« Interférence ». Entretien entre l’artiste et M. Johns - 2013.
Lorsque je rends visite à Yann Queffélec dans son atelier, il est occupé à photographier ses toiles en vue de la préparation de sa prochaine exposition.
Pour cela il découvre deux toiles de grand format qu’il a cachées depuis un certain temps derrière une autre toile plus grande encore. Il a cette habitude de « cacher ses toiles » dans l’atelier plus petit de sa maison, ceci afin de les protéger. Celles-ci, pourtant, il ne désirait plus les voir. Il s’agit de deux peintures abstraites, très sombres, où demeure encore un peu de toile nue. J’ai déjà vu quelques toiles abstraites de l’artiste dont on pense, mis à part quelques initiés curieux, qu’il ne peint que du figuratif. Mais de ceci, je parlerai plus tard.
Il m’a avoué il y a quelques mois, qu’il ne faisait guère de différence entre abstraction et figuration jusqu’à un certain stade de la toile peinte. Ces deux toiles sont différentes. Ces toiles sont disposées face à face et, et au moment où il retourne la première, j’ai pu lire une inscription sur le châssis : « interférence ».
Il porte la première au mur, l’y accroche et reste un long moment à la regarder. Puis il la décroche et dispose à sa place la seconde. Visiblement les deux toiles ont été faites simultanément. Je sais son plaisir depuis son installation dans ce nouvel atelier plus vaste, de pouvoir commencer plusieurs toiles simultanément : figuratives, abstraites, blanches, sombres, en délaisser certaines un moment puis y revenir. « Je ne comprends pas, me dit-il, ces deux toiles je pensais vraiment les détruire. Elles ne sont finalement pas si mal, celle-ci n’est pas terminée, mais l’autre oui. Il faudra peut-être que je les vernisse ». Je lui dis pour ma part qu’elles sont impressionnantes et lui demande s’il compte les exposer prochainement. Il ne sait pas. Quand je lui demande encore pourquoi ce titre « interférence » ? Il me regarde puis se détourne.

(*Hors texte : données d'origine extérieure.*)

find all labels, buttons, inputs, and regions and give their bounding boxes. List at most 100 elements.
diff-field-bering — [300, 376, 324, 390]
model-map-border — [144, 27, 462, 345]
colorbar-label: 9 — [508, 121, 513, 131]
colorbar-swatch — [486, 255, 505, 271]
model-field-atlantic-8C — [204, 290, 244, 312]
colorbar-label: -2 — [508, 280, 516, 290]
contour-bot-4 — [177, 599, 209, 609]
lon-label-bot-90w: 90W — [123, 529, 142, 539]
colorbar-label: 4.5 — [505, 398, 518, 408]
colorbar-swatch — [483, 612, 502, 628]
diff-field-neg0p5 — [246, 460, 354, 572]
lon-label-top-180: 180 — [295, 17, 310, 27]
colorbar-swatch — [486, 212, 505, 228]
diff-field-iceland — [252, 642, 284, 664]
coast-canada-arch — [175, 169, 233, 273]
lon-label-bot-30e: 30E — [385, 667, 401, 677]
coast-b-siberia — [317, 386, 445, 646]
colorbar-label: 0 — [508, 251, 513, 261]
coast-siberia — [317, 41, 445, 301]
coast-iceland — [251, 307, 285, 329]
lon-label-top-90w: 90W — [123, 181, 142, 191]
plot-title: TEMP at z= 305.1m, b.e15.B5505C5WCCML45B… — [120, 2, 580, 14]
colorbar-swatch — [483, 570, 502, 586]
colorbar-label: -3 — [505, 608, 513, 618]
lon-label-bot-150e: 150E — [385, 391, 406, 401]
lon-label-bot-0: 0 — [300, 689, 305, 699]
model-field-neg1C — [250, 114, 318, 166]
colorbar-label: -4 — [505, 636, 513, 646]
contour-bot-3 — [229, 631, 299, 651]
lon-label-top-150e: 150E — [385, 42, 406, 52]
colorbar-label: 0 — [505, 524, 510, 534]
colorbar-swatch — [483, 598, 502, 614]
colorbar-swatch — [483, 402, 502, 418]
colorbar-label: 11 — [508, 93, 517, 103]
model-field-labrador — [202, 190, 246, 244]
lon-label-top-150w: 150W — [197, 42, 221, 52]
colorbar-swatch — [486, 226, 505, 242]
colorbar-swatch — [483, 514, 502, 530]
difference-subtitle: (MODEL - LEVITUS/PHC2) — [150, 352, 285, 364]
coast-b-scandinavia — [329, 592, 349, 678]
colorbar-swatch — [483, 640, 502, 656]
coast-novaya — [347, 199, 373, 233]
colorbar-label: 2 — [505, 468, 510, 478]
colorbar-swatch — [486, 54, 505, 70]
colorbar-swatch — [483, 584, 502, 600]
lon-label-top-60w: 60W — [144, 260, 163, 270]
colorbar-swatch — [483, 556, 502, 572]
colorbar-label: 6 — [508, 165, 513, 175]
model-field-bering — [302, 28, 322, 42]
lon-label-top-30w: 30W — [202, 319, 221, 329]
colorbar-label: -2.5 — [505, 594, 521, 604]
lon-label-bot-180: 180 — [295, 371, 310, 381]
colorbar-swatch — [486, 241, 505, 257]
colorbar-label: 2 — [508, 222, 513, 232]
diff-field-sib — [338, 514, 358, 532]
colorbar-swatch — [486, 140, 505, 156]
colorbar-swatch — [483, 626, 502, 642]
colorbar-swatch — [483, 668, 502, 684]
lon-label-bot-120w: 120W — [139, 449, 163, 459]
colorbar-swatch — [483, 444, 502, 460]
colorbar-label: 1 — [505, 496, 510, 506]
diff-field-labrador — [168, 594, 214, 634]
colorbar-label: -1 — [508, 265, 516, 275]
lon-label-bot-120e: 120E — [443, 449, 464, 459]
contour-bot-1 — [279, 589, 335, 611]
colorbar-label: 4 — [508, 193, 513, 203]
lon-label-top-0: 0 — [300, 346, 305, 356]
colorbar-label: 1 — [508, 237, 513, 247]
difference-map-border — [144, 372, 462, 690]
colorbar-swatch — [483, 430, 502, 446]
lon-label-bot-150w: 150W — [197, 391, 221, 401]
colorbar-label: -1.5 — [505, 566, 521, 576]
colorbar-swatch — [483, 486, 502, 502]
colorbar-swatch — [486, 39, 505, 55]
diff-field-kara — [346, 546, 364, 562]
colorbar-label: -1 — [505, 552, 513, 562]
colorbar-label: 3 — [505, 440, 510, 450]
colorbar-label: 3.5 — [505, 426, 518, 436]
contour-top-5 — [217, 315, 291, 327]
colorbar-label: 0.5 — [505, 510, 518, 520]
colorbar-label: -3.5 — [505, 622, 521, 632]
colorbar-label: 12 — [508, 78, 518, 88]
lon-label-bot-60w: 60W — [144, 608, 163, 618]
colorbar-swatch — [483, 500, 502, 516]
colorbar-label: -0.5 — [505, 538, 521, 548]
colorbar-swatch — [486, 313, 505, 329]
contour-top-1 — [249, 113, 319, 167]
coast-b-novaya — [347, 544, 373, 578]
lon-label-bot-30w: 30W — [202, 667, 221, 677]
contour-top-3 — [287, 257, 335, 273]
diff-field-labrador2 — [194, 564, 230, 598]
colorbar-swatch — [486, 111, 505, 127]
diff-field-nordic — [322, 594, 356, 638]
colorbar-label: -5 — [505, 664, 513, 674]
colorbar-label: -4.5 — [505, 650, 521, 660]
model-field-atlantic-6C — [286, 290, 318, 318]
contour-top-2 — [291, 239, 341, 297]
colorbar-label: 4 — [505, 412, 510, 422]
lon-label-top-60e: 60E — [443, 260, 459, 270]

Il m’avoue ensuite avoir déjà pensé que lorsque la question lui serait posée, il y répondrait par une question : « Comment dans une toile abstraite la vie arrive-t-elle à se glisser, voire à interférer de façon si soudaine ? De la façon la plus brutale qui soit ? L’histoire de ces toiles, ajoute-t-il, me fait penser à la peinture et aux propos de Sean Scully, peintre abstrait américano-irlandais. Je les ai trouvés étranges au moment ou je les ai entendus, ce parti pris notamment. Mais plus maintenant ».
Je me souviens d’une phrase de Sean Scully, disant « qu’il faut lier l’abstraction à sa vie de la même façon que Rothko est parvenu à le faire ». Dans ses échanges avec moi, Yann Queffélec m’a toujours fait part de sa réticence, voire de son dédain envers les artistes qui pensent devoir mettre leur vie, leurs émotions, et leur vision du monde dans leur peinture. « Quoi qu’il en soit, m’a-t-il dit, c’est la peinture qui décide, et notre vie, nos émotions finissent toujours par pénétrer la toile. On n’y peut rien. Même en faisant tout notre possible pour refuser cet état ». Sans doute est-ce la raison pour laquelle aujourd’hui il se demande s’il doit exposer ces toiles.
Les toiles abstraites ou figuratives de Yann Queffélec sont le résultat d’un travail très structuré, presque mécanique, obsessionnel. Nous y trouvons pourtant tous de l’émotion. Cela le gêne-t-il ? C’est possible, tout au moins, il s’en étonne. « Il y a des morceaux de crâne dans ces toiles, ajoute t-il, des morceaux de crâne que vous ne pouvez pas voir, et c’est la mort, la mort qui est entrée. Là. C’est pour cela que j’ai retourné les toiles, pour ne plus les voir, car tandis que je les peignais, un ami peintre est décédé, et, je ne sais pour quelle raison, j’ai cru un certain temps qu’il s’était donné la mort. Cela a été démenti par la suite, mais on ne sait jamais. Ses dernières peintures représentaient des crânes ».
Un long silence s’est installé entre nous, dans le vaste atelier. Puis il s’est retourné vers moi et a ajouté avec un sourire: « Aujourd’hui je crois que je ne vois plus la mort dans ces toiles, c’est cela qui a dû changer, enfin… je crois ».
« Enfin… je crois » est une formule que l’artiste utilise souvent. Elle est pour lui, je pense, comme une porte entrouverte, comme si ses pensées, ses croyances, ne devaient jamais être définitives, s’interdire le point final.